His physician says, he was in bad health during the whole of the seven years, for which compensation is claimed; that he had fallen into such a disposition, that he would walk a mile to save a dime, but would not cross the street to make thousands. Although the remark of the witness was probably intended merely to illustrate his character, those acquainted with the effects of avarice upon age and infermity, know that it is literally true, rather than amere illustration of the character of a miser; and yet he was daily making large sums through the instrumentality of his agent. He was, at the same time, saving dimes by denying himself the comforts and even necessaries of life, as proved by the physician; whilst he was on the eve of losing a very large sum, as proved by his counsel, from mere listlessness, though warned of the danger, and which was saved by the promptness and energy of his agent when it was communicated to him.

In the latter part of his life, there were physicial inabilities which rendered the services of the agent the more invaluable to him. At one time he was confined six months by sickness. He became intemperate and was hypochondriacal, saying he would die in a week, when, but for the effect of intemperance on his debilitated and irritable system, he would possibly have lived to an old age. He was also often absent during the summers.

The aggregate testimony of the claimant’s witnesses shows, that the deceased referred all his customers and business to him, and kept it all in his counting house, and that whether he was sick or well, present or absent, the agent was, to use the expression of one of the witnesses, substantially his curator for three years before his death. These gentlemen, men of the highest standing in the community, estimate his services as worth fifty thousand dollars to Fowler, during the seven years. Mr. Urquhart, an extensive agent for absent capatalists and property holders, furnished the court with specific data upon which he acts, which appear very reasonable, and which would fully justify the demand of the claimant.

On the other hand, the heirs show two very large operations, amouuting to $130,000, which Mr. Fowler transacted personally. They show that he discounted the paper of the mercantile firm of the agent, to the amount of upwards of $200,000, and that his credit gave them great facilities in the commercial world, and patronage from the planters of our country. They urge that the agent was obliged to avail himself of the benefit of the bankrupt law, [211]*211and was then indebted to the deceased in a sum of $60,000, which there is a moral obligation upon him to pay; and that he has received $30,000 for commissions, as curator of the estate.

There was no contract between the parties, nor do we think any intention on behalf of the claimant, to ask payment for his services while their relations existed. But we do firmly believe, from their relations and the evidence, that the one intented, and the other expected, that if their relations terminated, a very liberal reward would be made for those services. The nature and character of aged avarice rendered it morally impossible, that that reward would be made during life, and the early and long continued friendship of the parties, and great reciprocal kindness, rendered it impossible to ask it until Mr. Fowler’s death, or other separation.

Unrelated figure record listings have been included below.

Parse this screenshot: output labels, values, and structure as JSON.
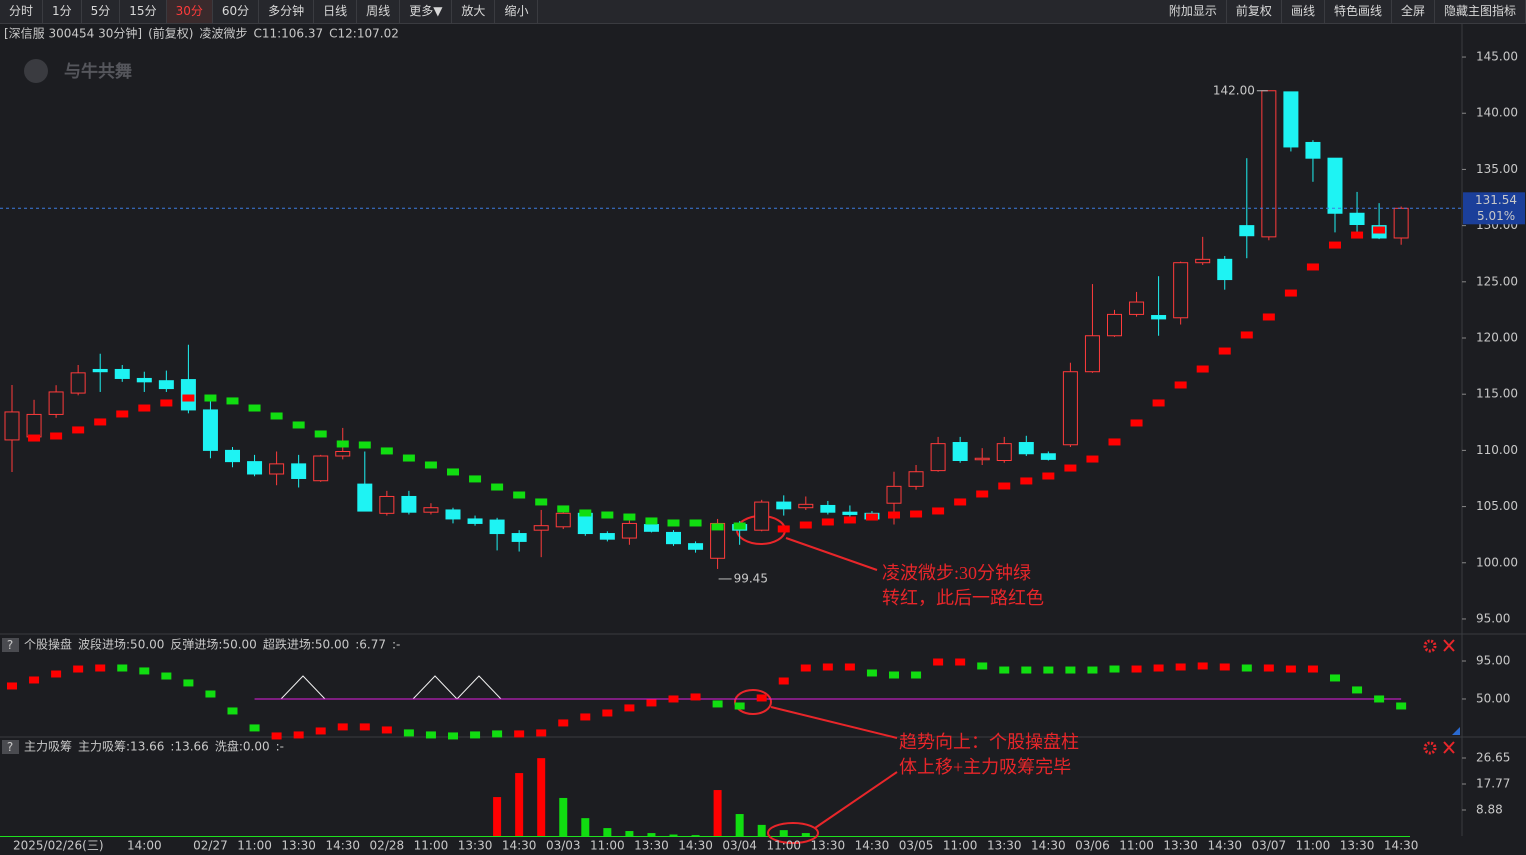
{
  "toolbar": {
    "left": [
      "分时",
      "1分",
      "5分",
      "15分",
      "30分",
      "60分",
      "多分钟",
      "日线",
      "周线",
      "更多▼",
      "放大",
      "缩小"
    ],
    "selected": 4,
    "right": [
      "附加显示",
      "前复权",
      "画线",
      "特色画线",
      "全屏",
      "隐藏主图指标"
    ]
  },
  "watermark": "与牛共舞",
  "help_icon": "?",
  "chart_data": [
    {
      "type": "candlestick",
      "title": "[深信服 300454 30分钟]",
      "subtitle": "(前复权)",
      "indicator": "凌波微步",
      "legend": [
        "C11:106.37",
        "C12:107.02"
      ],
      "legend_colors": [
        "#e0e0e0",
        "#ffd700"
      ],
      "categories": [
        "2025/02/26(三)",
        null,
        null,
        null,
        null,
        null,
        "14:00",
        null,
        null,
        "02/27",
        null,
        "11:00",
        null,
        "13:30",
        null,
        "14:30",
        null,
        "02/28",
        null,
        "11:00",
        null,
        "13:30",
        null,
        "14:30",
        null,
        "03/03",
        null,
        "11:00",
        null,
        "13:30",
        null,
        "14:30",
        null,
        "03/04",
        null,
        "11:00",
        null,
        "13:30",
        null,
        "14:30",
        null,
        "03/05",
        null,
        "11:00",
        null,
        "13:30",
        null,
        "14:30",
        null,
        "03/06",
        null,
        "11:00",
        null,
        "13:30",
        null,
        "14:30",
        null,
        "03/07",
        null,
        "11:00",
        null,
        "13:30",
        null,
        "14:30"
      ],
      "open": [
        110.93,
        111.2,
        113.2,
        115.1,
        117.2,
        117.2,
        116.4,
        116.2,
        116.3,
        113.6,
        110.0,
        109.0,
        107.9,
        108.8,
        107.3,
        109.5,
        107.0,
        104.4,
        105.9,
        104.5,
        104.7,
        103.9,
        103.8,
        102.6,
        102.9,
        103.2,
        104.4,
        102.6,
        102.2,
        103.4,
        102.7,
        101.7,
        100.4,
        103.4,
        102.9,
        105.4,
        104.9,
        105.1,
        104.5,
        104.4,
        105.3,
        106.8,
        108.2,
        110.7,
        109.2,
        109.1,
        110.7,
        109.7,
        110.5,
        117.0,
        120.2,
        122.1,
        122.0,
        121.8,
        126.7,
        127.0,
        130.0,
        129.0,
        141.9,
        137.4,
        136.0,
        131.1,
        130.0,
        128.9
      ],
      "high": [
        115.82,
        114.5,
        115.8,
        117.6,
        118.6,
        117.6,
        117.0,
        117.1,
        119.4,
        114.8,
        110.3,
        109.6,
        109.9,
        109.6,
        109.6,
        112.0,
        109.9,
        106.4,
        106.4,
        105.3,
        104.9,
        104.2,
        104.0,
        102.9,
        104.7,
        104.6,
        104.7,
        102.8,
        103.8,
        103.9,
        102.9,
        101.9,
        103.9,
        103.7,
        105.6,
        106.0,
        105.9,
        105.5,
        105.1,
        104.6,
        108.1,
        108.7,
        111.2,
        111.2,
        110.2,
        111.2,
        111.3,
        109.9,
        117.8,
        124.8,
        122.5,
        124.1,
        125.5,
        126.8,
        129.0,
        127.3,
        136.0,
        142.0,
        141.9,
        137.6,
        136.0,
        133.0,
        132.0,
        131.7
      ],
      "low": [
        108.08,
        110.8,
        112.9,
        114.9,
        115.2,
        116.1,
        115.2,
        115.2,
        113.3,
        109.3,
        108.5,
        107.7,
        106.9,
        106.7,
        107.2,
        109.2,
        104.6,
        104.2,
        104.3,
        104.3,
        103.5,
        103.3,
        101.1,
        101.0,
        100.5,
        103.0,
        102.4,
        101.9,
        101.6,
        102.7,
        101.5,
        100.9,
        99.45,
        101.6,
        102.8,
        104.2,
        104.7,
        104.3,
        103.6,
        103.8,
        103.4,
        106.5,
        108.1,
        108.9,
        108.7,
        108.9,
        109.5,
        109.1,
        110.3,
        116.9,
        120.1,
        121.9,
        120.2,
        121.2,
        126.5,
        124.3,
        127.1,
        128.7,
        136.6,
        133.9,
        129.4,
        129.3,
        128.8,
        128.3
      ],
      "close": [
        113.42,
        113.2,
        115.2,
        116.9,
        117.0,
        116.4,
        116.1,
        115.5,
        113.6,
        110.0,
        109.0,
        107.9,
        108.8,
        107.5,
        109.5,
        109.9,
        104.6,
        105.9,
        104.5,
        104.9,
        103.9,
        103.5,
        102.6,
        101.9,
        103.3,
        104.4,
        102.6,
        102.1,
        103.5,
        102.8,
        101.7,
        101.2,
        103.5,
        102.9,
        105.4,
        104.8,
        105.2,
        104.5,
        104.3,
        103.9,
        106.8,
        108.1,
        110.6,
        109.1,
        109.3,
        110.6,
        109.7,
        109.2,
        117.0,
        120.2,
        122.1,
        123.2,
        121.7,
        126.7,
        127.0,
        125.2,
        129.1,
        142.0,
        137.0,
        136.0,
        131.1,
        130.1,
        128.9,
        131.54
      ],
      "up_color": "#ff3b3b",
      "down_color": "#1ef3f3",
      "overlay": {
        "values": [
          null,
          111.1,
          111.28,
          111.82,
          112.53,
          113.24,
          113.77,
          114.22,
          114.66,
          114.66,
          114.4,
          113.77,
          113.06,
          112.26,
          111.46,
          110.57,
          110.48,
          109.95,
          109.32,
          108.7,
          108.08,
          107.46,
          106.74,
          106.03,
          105.41,
          104.79,
          104.43,
          104.25,
          104.07,
          103.72,
          103.54,
          103.54,
          103.19,
          103.27,
          null,
          103.01,
          103.36,
          103.63,
          103.81,
          104.07,
          104.25,
          104.34,
          104.61,
          105.41,
          106.12,
          106.83,
          107.28,
          107.72,
          108.43,
          109.23,
          110.75,
          112.44,
          114.22,
          115.82,
          117.24,
          118.84,
          120.27,
          121.87,
          124.0,
          126.32,
          128.27,
          129.16,
          129.61,
          null
        ],
        "colors": [
          "#f00",
          "#f00",
          "#f00",
          "#f00",
          "#f00",
          "#f00",
          "#f00",
          "#f00",
          "#f00",
          "#1d1",
          "#1d1",
          "#1d1",
          "#1d1",
          "#1d1",
          "#1d1",
          "#1d1",
          "#1d1",
          "#1d1",
          "#1d1",
          "#1d1",
          "#1d1",
          "#1d1",
          "#1d1",
          "#1d1",
          "#1d1",
          "#1d1",
          "#1d1",
          "#1d1",
          "#1d1",
          "#1d1",
          "#1d1",
          "#1d1",
          "#1d1",
          "#1d1",
          "#f00",
          "#f00",
          "#f00",
          "#f00",
          "#f00",
          "#f00",
          "#f00",
          "#f00",
          "#f00",
          "#f00",
          "#f00",
          "#f00",
          "#f00",
          "#f00",
          "#f00",
          "#f00",
          "#f00",
          "#f00",
          "#f00",
          "#f00",
          "#f00",
          "#f00",
          "#f00",
          "#f00",
          "#f00",
          "#f00",
          "#f00",
          "#f00",
          "#f00",
          "#f00"
        ]
      },
      "ylim": [
        93.84,
        147.94
      ],
      "yticks": [
        {
          "value": 95,
          "label": "95.00"
        },
        {
          "value": 100,
          "label": "100.00"
        },
        {
          "value": 105,
          "label": "105.00"
        },
        {
          "value": 110,
          "label": "110.00"
        },
        {
          "value": 115,
          "label": "115.00"
        },
        {
          "value": 120,
          "label": "120.00"
        },
        {
          "value": 125,
          "label": "125.00"
        },
        {
          "value": 130,
          "label": "130.00"
        },
        {
          "value": 135,
          "label": "135.00"
        },
        {
          "value": 140,
          "label": "140.00"
        },
        {
          "value": 145,
          "label": "145.00"
        }
      ],
      "last_price": 131.54,
      "change_pct": {
        "value": 5.01,
        "label": "5.01%"
      },
      "high_label": "142.00",
      "low_label": "99.45",
      "annotation": [
        "凌波微步:30分钟绿",
        "转红，此后一路红色"
      ]
    },
    {
      "type": "block",
      "name": "个股操盘",
      "legend": [
        "波段进场:50.00",
        "反弹进场:50.00",
        "超跌进场:50.00",
        ":6.77",
        ":-"
      ],
      "legend_colors": [
        "#e0e0e0",
        "#ffd700",
        "#ff3cff",
        "#ff3b3b",
        "#1ee01e"
      ],
      "values": [
        65.4,
        72.5,
        79.6,
        85.5,
        86.7,
        86.7,
        83.2,
        77.2,
        69.0,
        55.9,
        35.8,
        15.7,
        6.2,
        7.4,
        12.1,
        16.9,
        16.9,
        13.3,
        9.8,
        7.4,
        6.2,
        7.4,
        8.6,
        8.6,
        9.8,
        21.6,
        28.7,
        33.4,
        39.4,
        45.3,
        50.0,
        52.4,
        44.1,
        41.7,
        51.2,
        71.3,
        86.7,
        87.9,
        87.9,
        80.8,
        78.4,
        78.4,
        93.8,
        93.8,
        89.1,
        84.3,
        84.3,
        84.3,
        84.3,
        84.3,
        85.5,
        85.5,
        86.7,
        87.9,
        89.1,
        87.9,
        86.7,
        86.7,
        85.5,
        85.5,
        74.9,
        60.7,
        50.0,
        41.7
      ],
      "colors": [
        "#f00",
        "#f00",
        "#f00",
        "#f00",
        "#f00",
        "#1d1",
        "#1d1",
        "#1d1",
        "#1d1",
        "#1d1",
        "#1d1",
        "#1d1",
        "#f00",
        "#f00",
        "#f00",
        "#f00",
        "#f00",
        "#f00",
        "#1d1",
        "#1d1",
        "#1d1",
        "#1d1",
        "#1d1",
        "#f00",
        "#f00",
        "#f00",
        "#f00",
        "#f00",
        "#f00",
        "#f00",
        "#f00",
        "#f00",
        "#1d1",
        "#1d1",
        "#f00",
        "#f00",
        "#f00",
        "#f00",
        "#f00",
        "#1d1",
        "#1d1",
        "#1d1",
        "#f00",
        "#f00",
        "#1d1",
        "#1d1",
        "#1d1",
        "#1d1",
        "#1d1",
        "#1d1",
        "#1d1",
        "#f00",
        "#f00",
        "#f00",
        "#f00",
        "#f00",
        "#1d1",
        "#f00",
        "#f00",
        "#f00",
        "#1d1",
        "#1d1",
        "#1d1",
        "#1d1"
      ],
      "level": 50,
      "level_color": "#e020e0",
      "ylim": [
        4.95,
        125.8
      ],
      "yticks": [
        {
          "value": 50,
          "label": "50.00"
        },
        {
          "value": 95,
          "label": "95.00"
        }
      ],
      "annotation": [
        "趋势向上：个股操盘柱",
        "体上移+主力吸筹完毕"
      ]
    },
    {
      "type": "bar",
      "name": "主力吸筹",
      "legend": [
        "主力吸筹:13.66",
        ":13.66",
        "洗盘:0.00",
        ":-"
      ],
      "legend_colors": [
        "#ff3b3b",
        "#ff3b3b",
        "#ffd700",
        "#1ee01e"
      ],
      "values": [
        0,
        0,
        0,
        0,
        0,
        0,
        0,
        0,
        0,
        0,
        0,
        0,
        0,
        0,
        0,
        0,
        0,
        0,
        0,
        0,
        0,
        0,
        13.3,
        21.5,
        26.6,
        13.0,
        6.1,
        2.7,
        1.7,
        1.0,
        0.5,
        0.3,
        15.7,
        7.5,
        3.8,
        2.0,
        1.0,
        0,
        0,
        0,
        0,
        0,
        0,
        0,
        0,
        0,
        0,
        0,
        0,
        0,
        0,
        0,
        0,
        0,
        0,
        0,
        0,
        0,
        0,
        0,
        0,
        0,
        0,
        0
      ],
      "colors": [
        "#1d1",
        "#1d1",
        "#1d1",
        "#1d1",
        "#1d1",
        "#1d1",
        "#1d1",
        "#1d1",
        "#1d1",
        "#1d1",
        "#1d1",
        "#1d1",
        "#1d1",
        "#1d1",
        "#1d1",
        "#1d1",
        "#1d1",
        "#1d1",
        "#1d1",
        "#1d1",
        "#1d1",
        "#1d1",
        "#f00",
        "#f00",
        "#f00",
        "#1d1",
        "#1d1",
        "#1d1",
        "#1d1",
        "#1d1",
        "#1d1",
        "#1d1",
        "#f00",
        "#1d1",
        "#1d1",
        "#1d1",
        "#1d1",
        "#1d1",
        "#1d1",
        "#1d1",
        "#1d1",
        "#1d1",
        "#1d1",
        "#1d1",
        "#1d1",
        "#1d1",
        "#1d1",
        "#1d1",
        "#1d1",
        "#1d1",
        "#1d1",
        "#1d1",
        "#1d1",
        "#1d1",
        "#1d1",
        "#1d1",
        "#1d1",
        "#1d1",
        "#1d1",
        "#1d1",
        "#1d1",
        "#1d1",
        "#1d1",
        "#1d1"
      ],
      "ylim": [
        0,
        32.8
      ],
      "yticks": [
        {
          "value": 8.88,
          "label": "8.88"
        },
        {
          "value": 17.77,
          "label": "17.77"
        },
        {
          "value": 26.65,
          "label": "26.65"
        }
      ]
    }
  ]
}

Can the compensation then be legally demanded from the heirs of the deceased? The general rule of our code is, that a mandate is gratuitous; but is it so, if the nature of the business or conduct of the parties show, that no such thing was intended or expected. The contrary is the well settled jurisprudence of France, under a code very similar in its provisions to our own. In preparing a commercial code for our State, our distinguished jurisconsults expressly engrafted the principle into their project, and it is so perfectly conformable to every man’s sense of justice, that we feel bound to act on the principle; and, in fact, did adopt it in the case of Waterman v. Gibson, 5th Ann. 673. The cases of Jacob v. The Ursuline Nuns, 2 M. R., and Elkin’s Heirs v. His Executor, seems to recognize the principle, that if it. could be reasonably concluded that compensation was contemplated by both parties, it should be made.